Wednesday, April 16, 2008

...perhaps I should explain


…..what I meant by “The Good Humor Man.” Last year, when we first moved to the charming burg of Callaghan, we watched a DVD of an old movie – in the “post WWII-war movie” genre – entitled “Operation Petticoat.” We had made the decision not to get satellite here in our rural abode, and even with rabbit ears on the TV, our reception is cloudy at best. We probably watched a total of 3 hours of network television before we gave it up. And that was because I hadn’t discovered that LOST is available on-line. Anyways, we watched “Operation Petticoat” (or “The Pink Submarine” as Hannah calls it) about five times in as many days. (Our video/DVD collection has since expanded.)
Operation Petticoat is a 1959 movie starring Carry Grant and Tony Curtis, directed by Blake Edwards. It’s probably not “G” rated, but at most PG – there’s no language, but some innuendo. Early in the movie there’s a scene where Tony Curtis’ character reports for duty to the Tigerfish dressed in his dress whites. It’s two weeks after Pearl Harbor and he stands out like a sore thumb among all the men in their dirty, worn and torn uniforms (and no uniforms at all). The chief on board spots him on the dock through the periscope and exclaims, “It looks like the Good Humor Man!”

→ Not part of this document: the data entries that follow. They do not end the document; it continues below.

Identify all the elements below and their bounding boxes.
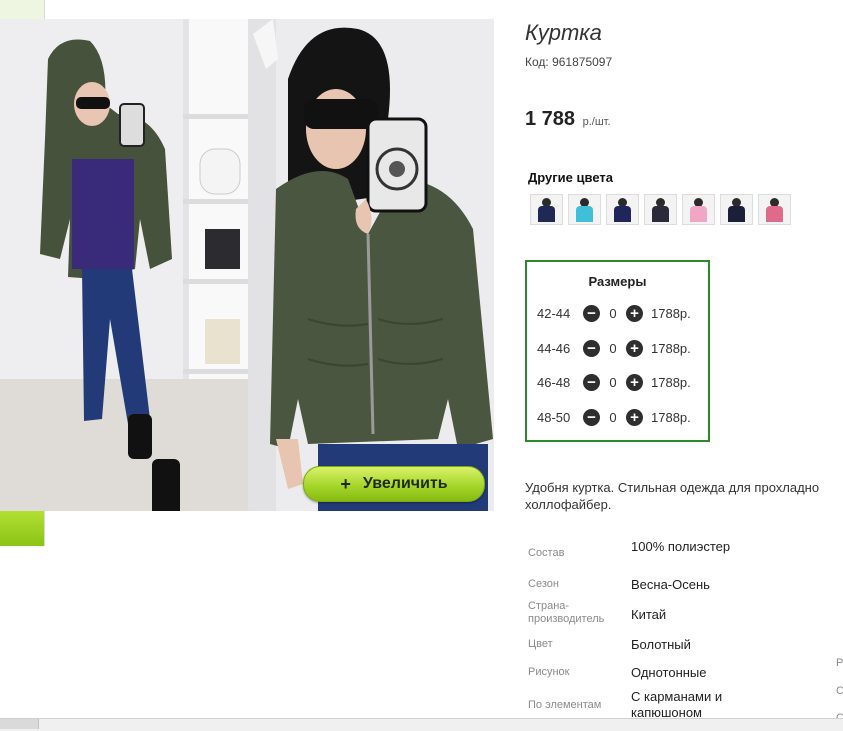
size-quantity: 0 bbox=[609, 409, 617, 425]
plus-icon[interactable]: + bbox=[626, 373, 643, 391]
property-key: По элементам bbox=[528, 699, 602, 711]
color-swatch[interactable] bbox=[720, 194, 753, 225]
property-value: Однотонные bbox=[631, 665, 707, 680]
property-value: С карманами и капюшоном bbox=[631, 689, 723, 720]
plus-icon: + bbox=[340, 473, 351, 494]
property-key: Рисунок bbox=[528, 666, 570, 678]
product-description: Удобня куртка. Стильная одежда для прохл… bbox=[525, 479, 843, 513]
size-label: 42-44 bbox=[537, 305, 571, 321]
size-row: 42-44 − 0 + 1788р. bbox=[537, 302, 691, 324]
color-swatch[interactable] bbox=[644, 194, 677, 225]
size-price: 1788р. bbox=[651, 409, 691, 425]
minus-icon[interactable]: − bbox=[583, 339, 600, 357]
horizontal-scrollbar[interactable] bbox=[0, 718, 843, 731]
price-unit: р./шт. bbox=[582, 116, 611, 128]
size-price: 1788р. bbox=[651, 340, 691, 356]
plus-icon[interactable]: + bbox=[626, 339, 643, 357]
size-quantity: 0 bbox=[609, 374, 617, 390]
property-key: Страна-производитель bbox=[528, 600, 605, 625]
size-label: 46-48 bbox=[537, 374, 571, 390]
product-price: 1 788 р./шт. bbox=[525, 108, 611, 131]
product-photo-1[interactable] bbox=[0, 19, 248, 511]
property-key: Состав bbox=[528, 547, 565, 559]
property-value: Болотный bbox=[631, 637, 691, 652]
price-value: 1 788 bbox=[525, 108, 576, 130]
product-code: Код: 961875097 bbox=[525, 55, 613, 69]
sizes-title: Размеры bbox=[588, 274, 647, 289]
product-photo-2-image bbox=[248, 19, 494, 511]
size-price: 1788р. bbox=[651, 374, 691, 390]
size-label: 44-46 bbox=[537, 340, 571, 356]
sizes-panel: Размеры 42-44 − 0 + 1788р. 44-46 − 0 + 1… bbox=[525, 260, 710, 442]
clipped-text: Р bbox=[836, 657, 843, 669]
plus-icon[interactable]: + bbox=[626, 304, 643, 322]
product-photo-1-image bbox=[0, 19, 248, 511]
other-colors-title: Другие цвета bbox=[528, 170, 613, 185]
clipped-text: С bbox=[836, 685, 843, 697]
size-row: 46-48 − 0 + 1788р. bbox=[537, 371, 691, 393]
zoom-button[interactable]: + Увеличить bbox=[303, 466, 485, 502]
property-key: Сезон bbox=[528, 578, 559, 590]
size-quantity: 0 bbox=[609, 340, 617, 356]
product-photo-2[interactable] bbox=[248, 19, 494, 511]
sidebar-green-tab[interactable] bbox=[0, 508, 44, 546]
product-title: Куртка bbox=[525, 20, 602, 45]
color-swatch[interactable] bbox=[606, 194, 639, 225]
size-row: 48-50 − 0 + 1788р. bbox=[537, 406, 691, 428]
color-swatch[interactable] bbox=[568, 194, 601, 225]
minus-icon[interactable]: − bbox=[583, 408, 600, 426]
description-line: холлофайбер. bbox=[525, 497, 612, 512]
minus-icon[interactable]: − bbox=[583, 304, 600, 322]
plus-icon[interactable]: + bbox=[626, 408, 643, 426]
color-swatch[interactable] bbox=[758, 194, 791, 225]
size-row: 44-46 − 0 + 1788р. bbox=[537, 337, 691, 359]
size-price: 1788р. bbox=[651, 305, 691, 321]
description-line: Удобня куртка. Стильная одежда для прохл… bbox=[525, 480, 820, 495]
property-value: Китай bbox=[631, 607, 667, 622]
color-swatches bbox=[530, 194, 796, 225]
size-quantity: 0 bbox=[609, 305, 617, 321]
property-value: Весна-Осень bbox=[631, 577, 710, 592]
size-label: 48-50 bbox=[537, 409, 571, 425]
color-swatch[interactable] bbox=[530, 194, 563, 225]
minus-icon[interactable]: − bbox=[583, 373, 600, 391]
color-swatch[interactable] bbox=[682, 194, 715, 225]
zoom-button-label: Увеличить bbox=[362, 475, 448, 492]
property-value: 100% полиэстер bbox=[631, 539, 731, 554]
property-key: Цвет bbox=[528, 638, 553, 650]
scrollbar-thumb[interactable] bbox=[0, 719, 39, 729]
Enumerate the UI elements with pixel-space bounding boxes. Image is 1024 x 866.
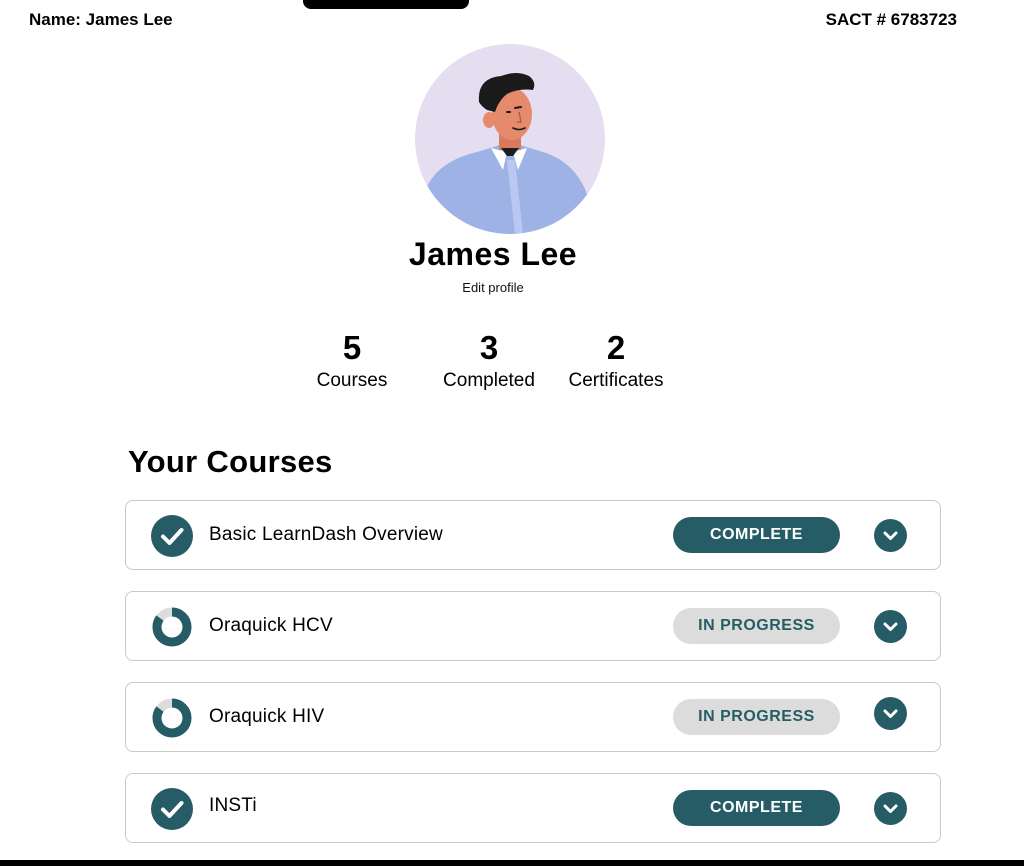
progress-ring-icon	[151, 606, 193, 648]
avatar-illustration-icon	[415, 73, 595, 234]
course-title[interactable]: Oraquick HCV	[209, 592, 333, 660]
course-title[interactable]: Oraquick HIV	[209, 683, 324, 751]
expand-course-button[interactable]	[874, 519, 907, 552]
stat-certificates-label: Certificates	[568, 370, 664, 391]
chevron-down-icon	[883, 804, 898, 813]
stat-courses: 5 Courses	[302, 328, 402, 394]
course-card[interactable]: Oraquick HIV IN PROGRESS	[125, 682, 941, 752]
profile-avatar	[415, 44, 605, 234]
course-title[interactable]: Basic LearnDash Overview	[209, 501, 443, 569]
stat-certificates-value: 2	[606, 329, 626, 366]
complete-check-icon	[151, 788, 193, 830]
stat-courses-label: Courses	[316, 370, 388, 391]
chevron-down-icon	[883, 709, 898, 718]
course-card[interactable]: Basic LearnDash Overview COMPLETE	[125, 500, 941, 570]
status-badge: IN PROGRESS	[673, 699, 840, 735]
profile-name: James Lee	[408, 236, 578, 272]
stat-completed-label: Completed	[443, 370, 535, 391]
your-courses-heading: Your Courses	[128, 444, 333, 479]
stat-completed: 3 Completed	[432, 328, 546, 394]
bottom-edge	[0, 860, 1024, 866]
stat-courses-value: 5	[342, 329, 362, 366]
device-notch	[303, 0, 469, 9]
expand-course-button[interactable]	[874, 697, 907, 730]
course-card[interactable]: INSTi COMPLETE	[125, 773, 941, 843]
status-badge: IN PROGRESS	[673, 608, 840, 644]
stat-certificates: 2 Certificates	[556, 328, 676, 394]
expand-course-button[interactable]	[874, 792, 907, 825]
course-title[interactable]: INSTi	[209, 772, 257, 840]
status-badge: COMPLETE	[673, 517, 840, 553]
complete-check-icon	[151, 515, 193, 557]
edit-profile-link[interactable]: Edit profile	[0, 280, 986, 295]
expand-course-button[interactable]	[874, 610, 907, 643]
course-card[interactable]: Oraquick HCV IN PROGRESS	[125, 591, 941, 661]
chevron-down-icon	[883, 531, 898, 540]
progress-ring-icon	[151, 697, 193, 739]
stat-completed-value: 3	[479, 329, 499, 366]
chevron-down-icon	[883, 622, 898, 631]
student-name-label: Name: James Lee	[29, 10, 173, 29]
status-badge: COMPLETE	[673, 790, 840, 826]
sact-number-label: SACT # 6783723	[825, 10, 957, 29]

Of all the lines in this very funny movie, Hannah picked up on that one and INSISTS we call her the Good Humor Man, or “Humor” for short. I’ll call her from the other room, for instance, and she’ll holler back, “No, I’m The Good Humor Man!” When she’s in the mood, she won’t come until I call her by the appropriate title. We were out at the Wall-Mart a couple weeks ago (pre-restriction days) and someone said, “What a pretty little girl you have. What is your name, sweetie?” I about fell over when she said, “Good Humor Man.” The lady looked at me, cocked her head and kind of smirked as she stalked off. Oh boy. And I am trying SO HARD to make a good impression in my new hometown.